De Vienne, le 21 Aoust 1689.
Vn courier dépesché par
le Prince Loüis de Bade
, a rapporté les nouvelles suivantes. Depuis le 3 jusqu’au 11 de ce mois, il a détaché plusieurs partis pour avoir des avis certains de l’estat de l’armée des Turcs : et il a fait travailler à des retranchements et à des redoutes pres du pont qu’il a fait constrüire sur la Morava, à vne demie lieuë de Bassarowitz. Ensuite, ayant pris des vivres pour trois semaines et fait charger soixante petits bateaux ou pontons sur des chariots, afin d’en faire vn pont en cas de besoin, il s’est mis à la teste de l’armée qui est d’environ trente mille hommes, Allemans, Hongrois ou Rasciens : et il est allé vers Nissa, où il esperoit arriver dans treize ou quatorze jours de marche. Le Seraskier estoit alors à quinze lieuës des Impériaux avec son armée, qu’on dit estre forte de cinquante mille hommes : et
le Prince Loüis de Bade
avoit dessein de hazarder le combat s’il en trouvoit l’occasion favorable : ou de faire mettre le feu aux magazins de l’armée des ennemis. On souhaiteroit icy qu’il en pust venir à vne action décisive, dans l’esperance qu’on a conceuë sur ses dernieres lettres, que si les Turcs perdoient vne bataille, on pourroit facilement les obliger à faire la paix. Le General Heusler qui est sur les frontieres de Transylvanie et de la Haute-Hongrie, a mandé par des lettres du 26 du mois dernier, qu’il avoit appris de divers endroits, que les Tartares depuis la retraite des Moscovites, assembloient vn grand corps dans le Budziac, pour venir joindre l’armée Othomane en Hongrie : et que le Hospodar de Walaquie avoit re--ceu ordre de la Porte d’envoyer deux mille hommes de ses troupes au
Comte Thékéli
qui estoit encore campé à Caransebes : ce qui faisoit apprehender qu’il n’eust dessein d’entrer en Transylvanie. Il a mis garnison dans Orsoüa depuis que les Impériaux l’ont abandonné : et il y fait faire de nouvelles fortifications. Le Commandant de Zwornick ayant esté obligé de rendre cette place, parce que les Hongrois qui y estoient en garnison ne voulurent pas se défendre, arriva le 6 de ce mois, avec les troupes Allemandes, à Sabatz dans la Bossine. On a eu avis que les Turcs avoient aussi formé vn dessein sur cette derniere place. Le Lieutenant Colonel Malvezzi qui y commande, envoya des partis pour tâcher d’en avoir des nouvelles certaines : et cependant, il fit travailler en diligence à quelques ouvrages dans les dehors, à démolir le fauxbourg, et couper les bleds aux environs.
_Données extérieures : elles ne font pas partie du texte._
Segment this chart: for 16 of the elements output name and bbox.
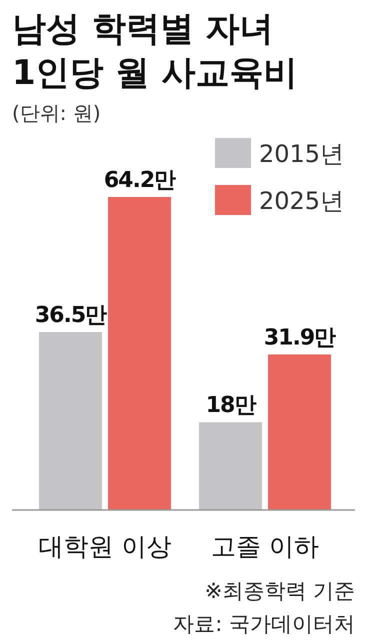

Le 7, les ennemis au nombre de neuf mille hommes, firent avancer vn détachement de ce costé là : et on croid presentement la place assiegée, nonobstant la diversion que le Comte de Herberstein Gouverneur de Carlstat en Croatie, se proposoit de faire
dans les provinces de Licca et Corbavia : où il a fait piller et brûler plusieurs châteaux, bourgs et villages de l’obéïssance des Turcs.
On a eu avis le 3 de ce mois, qu’vn parti des troupes du Colonel Corbelli, qui continuë le blocus du Grand-Waradin, en avoit chargé vn de la garnison de la place, et fait quelques prisonniers, qui ont confirmé que la disette y estoit extreme
: mais que le Commandant persistoit dans la resolution de se défendre, attendant vn promt secours du
Comte Thékéli
. Vn détachement des garnisons Turques de Giula et de Ieno à tâché de surprendre le chasteau de Fregetabor : et il a esté repoussé avec perte. Le Comte Budiani qui commandoit au blocus de Canischa a joint l’armée du
Prince Loüis de Bade
: où quelques chefs de Rasciens font esperer de se rendre avec quatre mille hommes de milices. Les garnisons de Belgrade et de Semendria ont esté augmentées : et les fortifications ont esté reparées autant qu’il a esté possible de le faire, depuis que la negociation de la paix avec lesTurcs est entierement rompuë. Les Envoyez de la Porte attendent impatiemment le retour du courier qu’ils ont dépesché à Andrinople : et cependant, ils commencent à vendre leurs chevaux pour subsister, parce que le Conseil Imperial a jugé à propos de cesser de leur payer la somme qui avoit esté ordonnée pour leur entretien.